Nintendo for soy lovers
    By Chris Nuttall-Smith
    The Globe And Mail
    Saturday, May 8, 2004

        It's not your usual video game. Instead of fragging aliens or carjacking Ferraris, a soon-to-be-released game encourages players to break into hamburger joints and animal-testing laboratories, all in hope of building a cruelty-free, public-transit-taking, tofu-munching utopia.
        And if video-game distributors buy into Steer Madness next week, when the game's Canadian developer pitches it at the Electronic Entertainment Expo in Los Angeles, cattle ranchers could soon have more than mad-cow disease to fear.

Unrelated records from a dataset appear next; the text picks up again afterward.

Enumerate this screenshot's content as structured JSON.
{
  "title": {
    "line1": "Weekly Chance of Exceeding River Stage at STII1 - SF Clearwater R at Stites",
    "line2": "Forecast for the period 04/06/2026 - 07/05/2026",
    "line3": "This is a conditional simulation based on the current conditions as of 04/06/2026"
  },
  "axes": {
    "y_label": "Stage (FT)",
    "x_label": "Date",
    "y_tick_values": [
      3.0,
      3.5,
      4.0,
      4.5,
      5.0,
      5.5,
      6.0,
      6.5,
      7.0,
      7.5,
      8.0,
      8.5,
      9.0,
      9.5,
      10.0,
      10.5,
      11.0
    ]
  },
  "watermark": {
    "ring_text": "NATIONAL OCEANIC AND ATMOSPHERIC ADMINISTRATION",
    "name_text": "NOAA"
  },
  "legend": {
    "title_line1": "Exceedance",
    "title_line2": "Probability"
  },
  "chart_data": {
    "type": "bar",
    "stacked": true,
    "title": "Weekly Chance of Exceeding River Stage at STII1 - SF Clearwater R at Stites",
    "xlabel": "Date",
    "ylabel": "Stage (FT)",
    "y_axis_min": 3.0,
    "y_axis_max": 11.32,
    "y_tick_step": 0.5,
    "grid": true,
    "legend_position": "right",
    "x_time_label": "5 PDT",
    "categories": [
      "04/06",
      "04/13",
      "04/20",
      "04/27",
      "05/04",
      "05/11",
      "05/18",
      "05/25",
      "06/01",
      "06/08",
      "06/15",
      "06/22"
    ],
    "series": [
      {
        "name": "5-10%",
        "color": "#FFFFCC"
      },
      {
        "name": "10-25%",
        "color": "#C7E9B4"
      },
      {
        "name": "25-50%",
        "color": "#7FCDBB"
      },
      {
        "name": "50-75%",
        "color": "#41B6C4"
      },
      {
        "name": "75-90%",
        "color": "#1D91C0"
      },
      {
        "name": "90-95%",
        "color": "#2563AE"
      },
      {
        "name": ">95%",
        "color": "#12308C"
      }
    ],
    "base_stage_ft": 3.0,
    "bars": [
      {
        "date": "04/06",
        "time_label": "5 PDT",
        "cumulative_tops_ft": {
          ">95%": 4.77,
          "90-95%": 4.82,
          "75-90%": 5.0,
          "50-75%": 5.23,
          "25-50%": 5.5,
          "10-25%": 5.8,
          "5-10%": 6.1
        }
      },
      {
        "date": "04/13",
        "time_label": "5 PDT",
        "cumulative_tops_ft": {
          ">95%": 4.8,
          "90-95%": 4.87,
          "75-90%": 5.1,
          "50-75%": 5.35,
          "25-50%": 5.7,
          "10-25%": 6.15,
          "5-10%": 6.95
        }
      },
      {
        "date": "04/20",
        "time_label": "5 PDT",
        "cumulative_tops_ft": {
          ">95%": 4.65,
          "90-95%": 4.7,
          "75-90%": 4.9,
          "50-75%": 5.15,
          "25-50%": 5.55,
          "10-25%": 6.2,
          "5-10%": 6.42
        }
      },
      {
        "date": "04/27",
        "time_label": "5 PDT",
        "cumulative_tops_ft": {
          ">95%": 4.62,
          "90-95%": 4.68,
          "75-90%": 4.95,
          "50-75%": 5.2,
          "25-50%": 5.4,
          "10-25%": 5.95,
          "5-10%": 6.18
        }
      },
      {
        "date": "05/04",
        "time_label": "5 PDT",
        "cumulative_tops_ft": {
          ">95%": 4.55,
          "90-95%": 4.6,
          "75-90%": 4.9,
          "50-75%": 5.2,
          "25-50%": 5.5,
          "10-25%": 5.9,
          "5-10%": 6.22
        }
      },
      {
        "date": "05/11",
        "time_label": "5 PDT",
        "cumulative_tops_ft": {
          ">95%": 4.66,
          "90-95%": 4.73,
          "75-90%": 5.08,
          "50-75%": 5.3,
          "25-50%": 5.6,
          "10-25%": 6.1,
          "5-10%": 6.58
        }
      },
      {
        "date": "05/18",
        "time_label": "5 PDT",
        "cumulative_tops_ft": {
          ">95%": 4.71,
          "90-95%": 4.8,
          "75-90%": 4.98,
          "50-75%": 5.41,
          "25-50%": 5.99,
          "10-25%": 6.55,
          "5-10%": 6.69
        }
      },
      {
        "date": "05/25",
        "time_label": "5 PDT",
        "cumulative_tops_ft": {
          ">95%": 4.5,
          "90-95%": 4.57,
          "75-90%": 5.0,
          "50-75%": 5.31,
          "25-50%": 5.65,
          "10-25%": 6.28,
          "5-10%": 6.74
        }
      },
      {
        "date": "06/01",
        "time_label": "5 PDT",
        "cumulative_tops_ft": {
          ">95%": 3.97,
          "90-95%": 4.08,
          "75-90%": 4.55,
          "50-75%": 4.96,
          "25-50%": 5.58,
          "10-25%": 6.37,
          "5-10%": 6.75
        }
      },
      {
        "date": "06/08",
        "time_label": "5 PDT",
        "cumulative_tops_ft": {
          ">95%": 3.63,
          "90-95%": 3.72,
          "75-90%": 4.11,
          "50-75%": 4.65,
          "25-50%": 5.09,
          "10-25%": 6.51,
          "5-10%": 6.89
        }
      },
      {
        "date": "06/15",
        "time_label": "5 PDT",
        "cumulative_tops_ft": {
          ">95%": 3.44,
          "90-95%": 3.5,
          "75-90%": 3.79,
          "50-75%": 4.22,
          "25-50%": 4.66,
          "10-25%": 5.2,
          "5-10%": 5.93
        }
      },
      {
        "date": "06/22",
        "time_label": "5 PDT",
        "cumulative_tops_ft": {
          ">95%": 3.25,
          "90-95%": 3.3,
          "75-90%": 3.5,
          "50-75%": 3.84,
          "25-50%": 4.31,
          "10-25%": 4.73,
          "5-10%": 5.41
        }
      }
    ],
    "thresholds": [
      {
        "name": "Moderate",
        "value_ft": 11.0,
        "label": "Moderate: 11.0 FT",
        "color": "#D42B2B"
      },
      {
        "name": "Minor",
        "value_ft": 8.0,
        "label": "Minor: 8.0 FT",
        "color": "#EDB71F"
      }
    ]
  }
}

        Centred on Bryce, an escaped steer on a rampage (albeit a distinctly non-violent, non-polluting, non-dairy and socially conscious one), Steer Madness takes players through 15 "world-changing" missions, maybe even making them vegetarians along the way.

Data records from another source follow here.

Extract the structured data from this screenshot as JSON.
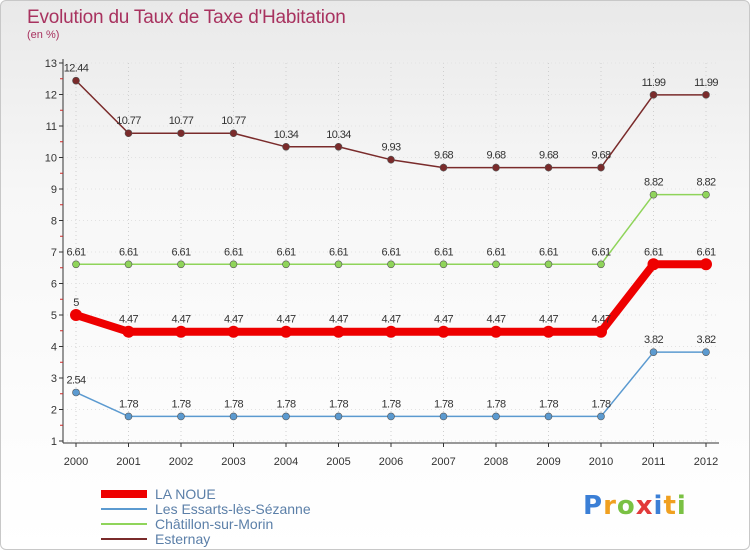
{
  "chart_data": {
    "type": "line",
    "title": "Evolution du Taux de Taxe d'Habitation",
    "subtitle": "(en %)",
    "xlabel": "",
    "ylabel": "",
    "categories": [
      "2000",
      "2001",
      "2002",
      "2003",
      "2004",
      "2005",
      "2006",
      "2007",
      "2008",
      "2009",
      "2010",
      "2011",
      "2012"
    ],
    "ylim": [
      1,
      13
    ],
    "yticks": [
      "1",
      "2",
      "3",
      "4",
      "5",
      "6",
      "7",
      "8",
      "9",
      "10",
      "11",
      "12",
      "13"
    ],
    "legend_position": "bottom-left",
    "series": [
      {
        "name": "LA NOUE",
        "color": "#ee0000",
        "values": [
          5,
          4.47,
          4.47,
          4.47,
          4.47,
          4.47,
          4.47,
          4.47,
          4.47,
          4.47,
          4.47,
          6.61,
          6.61
        ],
        "labels": [
          "5",
          "4.47",
          "4.47",
          "4.47",
          "4.47",
          "4.47",
          "4.47",
          "4.47",
          "4.47",
          "4.47",
          "4.47",
          "6.61",
          "6.61"
        ]
      },
      {
        "name": "Les Essarts-lès-Sézanne",
        "color": "#5b9ad0",
        "values": [
          2.54,
          1.78,
          1.78,
          1.78,
          1.78,
          1.78,
          1.78,
          1.78,
          1.78,
          1.78,
          1.78,
          3.82,
          3.82
        ],
        "labels": [
          "2.54",
          "1.78",
          "1.78",
          "1.78",
          "1.78",
          "1.78",
          "1.78",
          "1.78",
          "1.78",
          "1.78",
          "1.78",
          "3.82",
          "3.82"
        ]
      },
      {
        "name": "Châtillon-sur-Morin",
        "color": "#8fd45a",
        "values": [
          6.61,
          6.61,
          6.61,
          6.61,
          6.61,
          6.61,
          6.61,
          6.61,
          6.61,
          6.61,
          6.61,
          8.82,
          8.82
        ],
        "labels": [
          "6.61",
          "6.61",
          "6.61",
          "6.61",
          "6.61",
          "6.61",
          "6.61",
          "6.61",
          "6.61",
          "6.61",
          "6.61",
          "8.82",
          "8.82"
        ]
      },
      {
        "name": "Esternay",
        "color": "#7a2b2b",
        "values": [
          12.44,
          10.77,
          10.77,
          10.77,
          10.34,
          10.34,
          9.93,
          9.68,
          9.68,
          9.68,
          9.68,
          11.99,
          11.99
        ],
        "labels": [
          "12.44",
          "10.77",
          "10.77",
          "10.77",
          "10.34",
          "10.34",
          "9.93",
          "9.68",
          "9.68",
          "9.68",
          "9.68",
          "11.99",
          "11.99"
        ]
      }
    ]
  },
  "logo": {
    "letters": [
      "P",
      "r",
      "o",
      "x",
      "i",
      "t",
      "i"
    ],
    "colors": [
      "#3b7fd6",
      "#f0a020",
      "#7ac143",
      "#e23a3a",
      "#3b7fd6",
      "#f0a020",
      "#7ac143"
    ]
  }
}
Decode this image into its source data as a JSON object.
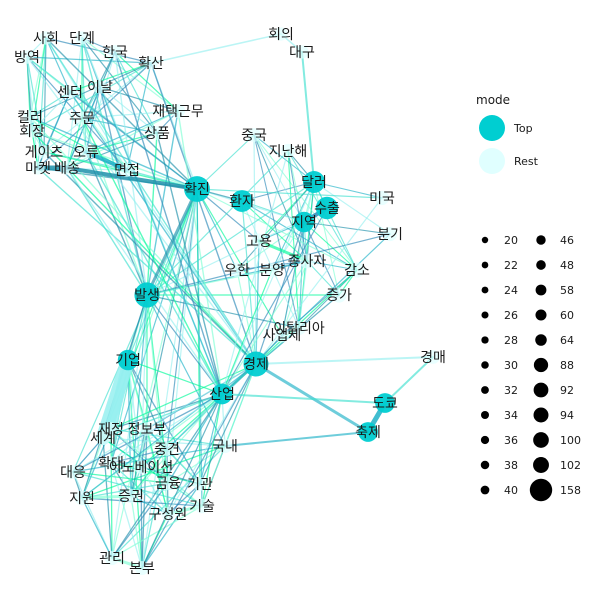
{
  "colors": {
    "top": "#00CED1",
    "rest": "#E0FFFF",
    "edge_palette": [
      "#1E90AA",
      "#20B2C8",
      "#40E0D0",
      "#7FFFD4",
      "#97F0F0",
      "#00FA9A",
      "#2E8BB8"
    ]
  },
  "legend": {
    "mode_title": "mode",
    "mode_items": [
      "Top",
      "Rest"
    ],
    "sizes": [
      "20",
      "22",
      "24",
      "26",
      "28",
      "30",
      "32",
      "34",
      "36",
      "38",
      "40",
      "46",
      "48",
      "58",
      "60",
      "64",
      "88",
      "92",
      "94",
      "100",
      "102",
      "158"
    ]
  },
  "graph": {
    "nodes": [
      {
        "label": "사회",
        "mode": "Rest",
        "size": 20
      },
      {
        "label": "단계",
        "mode": "Rest",
        "size": 20
      },
      {
        "label": "회의",
        "mode": "Rest",
        "size": 20
      },
      {
        "label": "방역",
        "mode": "Rest",
        "size": 22
      },
      {
        "label": "한국",
        "mode": "Rest",
        "size": 24
      },
      {
        "label": "확산",
        "mode": "Rest",
        "size": 22
      },
      {
        "label": "대구",
        "mode": "Rest",
        "size": 20
      },
      {
        "label": "이날",
        "mode": "Rest",
        "size": 24
      },
      {
        "label": "센터",
        "mode": "Rest",
        "size": 22
      },
      {
        "label": "재택근무",
        "mode": "Rest",
        "size": 26
      },
      {
        "label": "컬러",
        "mode": "Rest",
        "size": 20
      },
      {
        "label": "주문",
        "mode": "Rest",
        "size": 20
      },
      {
        "label": "회장",
        "mode": "Rest",
        "size": 20
      },
      {
        "label": "상품",
        "mode": "Rest",
        "size": 24
      },
      {
        "label": "중국",
        "mode": "Rest",
        "size": 24
      },
      {
        "label": "게이츠",
        "mode": "Rest",
        "size": 22
      },
      {
        "label": "오류",
        "mode": "Rest",
        "size": 22
      },
      {
        "label": "지난해",
        "mode": "Rest",
        "size": 28
      },
      {
        "label": "마켓",
        "mode": "Rest",
        "size": 20
      },
      {
        "label": "배송",
        "mode": "Rest",
        "size": 22
      },
      {
        "label": "면접",
        "mode": "Rest",
        "size": 24
      },
      {
        "label": "달러",
        "mode": "Top",
        "size": 60
      },
      {
        "label": "확진",
        "mode": "Top",
        "size": 102
      },
      {
        "label": "미국",
        "mode": "Rest",
        "size": 28
      },
      {
        "label": "환자",
        "mode": "Top",
        "size": 58
      },
      {
        "label": "수출",
        "mode": "Top",
        "size": 64
      },
      {
        "label": "지역",
        "mode": "Top",
        "size": 46
      },
      {
        "label": "분기",
        "mode": "Rest",
        "size": 28
      },
      {
        "label": "고용",
        "mode": "Rest",
        "size": 34
      },
      {
        "label": "종사자",
        "mode": "Rest",
        "size": 32
      },
      {
        "label": "우한",
        "mode": "Rest",
        "size": 30
      },
      {
        "label": "분양",
        "mode": "Rest",
        "size": 30
      },
      {
        "label": "감소",
        "mode": "Rest",
        "size": 38
      },
      {
        "label": "발생",
        "mode": "Top",
        "size": 94
      },
      {
        "label": "증가",
        "mode": "Rest",
        "size": 36
      },
      {
        "label": "사업체",
        "mode": "Rest",
        "size": 30
      },
      {
        "label": "이탈리아",
        "mode": "Rest",
        "size": 26
      },
      {
        "label": "기업",
        "mode": "Top",
        "size": 46
      },
      {
        "label": "경제",
        "mode": "Top",
        "size": 92
      },
      {
        "label": "경매",
        "mode": "Rest",
        "size": 24
      },
      {
        "label": "산업",
        "mode": "Top",
        "size": 48
      },
      {
        "label": "도쿄",
        "mode": "Top",
        "size": 40
      },
      {
        "label": "축제",
        "mode": "Top",
        "size": 40
      },
      {
        "label": "재정",
        "mode": "Rest",
        "size": 24
      },
      {
        "label": "정보부",
        "mode": "Rest",
        "size": 24
      },
      {
        "label": "세계",
        "mode": "Rest",
        "size": 26
      },
      {
        "label": "중견",
        "mode": "Rest",
        "size": 24
      },
      {
        "label": "국내",
        "mode": "Rest",
        "size": 28
      },
      {
        "label": "확대",
        "mode": "Rest",
        "size": 22
      },
      {
        "label": "대응",
        "mode": "Rest",
        "size": 28
      },
      {
        "label": "이노베이션",
        "mode": "Rest",
        "size": 24
      },
      {
        "label": "금융",
        "mode": "Rest",
        "size": 24
      },
      {
        "label": "기관",
        "mode": "Rest",
        "size": 24
      },
      {
        "label": "지원",
        "mode": "Rest",
        "size": 30
      },
      {
        "label": "증권",
        "mode": "Rest",
        "size": 28
      },
      {
        "label": "기술",
        "mode": "Rest",
        "size": 30
      },
      {
        "label": "구성원",
        "mode": "Rest",
        "size": 24
      },
      {
        "label": "관리",
        "mode": "Rest",
        "size": 28
      },
      {
        "label": "본부",
        "mode": "Rest",
        "size": 26
      }
    ]
  }
}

        "It's quite possible that it will sway a few people," Johnathan Skinner, the game's 27-year-old developer, says from Vancouver.
        Mr. Skinner readily confesses that he has a political agenda. He is a commited vegan and a regular volunteer for animal-rights groups such as PETA, he says. But he has never had the nerve for hard-core civil disobedience. "So I created the game to do it for me."
        He hopes to release it in time for next Christmas.
        On one mission, Bryce the steer must covertly switch a restaurant's supply order for beef burgers to "100 per cent vegetable and soy protein" patties. On another, he has to infiltrate a lab to free it's animals.
        In a screen shot shown on the game's Internet site, a busty woman in a shirt that reads "vegan" is shown talking to a baby harp seal as they mourn a dead rabbit. "Those bastards, the cosmetics lab," the woman tells the seal, "they killed him."
        Strident, perhaps, but Mr. Skinner's creation could fill a gaping niche in the video-game market: For many vegetarians, video games and their frequent violence are only a little less taboo than, say, a milk-fed veal chop, grilled bloody rare.
        "True vegans" don't suffer the violent, angry impulses that meat eaters do, so they definitely don't play video games, says Gerry Coffey, North America representative for the International Vegetarian Union.
        Steer Madness will change that, promises Mr. Skinner, who built his programming career on more mainstream gaming hits such as Homeworld II. "Our video game is completely non-violent; nobody gets hurt," he says, "Even the steer, when he falls off his bike, he just gets back up again."

    Chris Nuttall-Smith is a writer based in Toronto.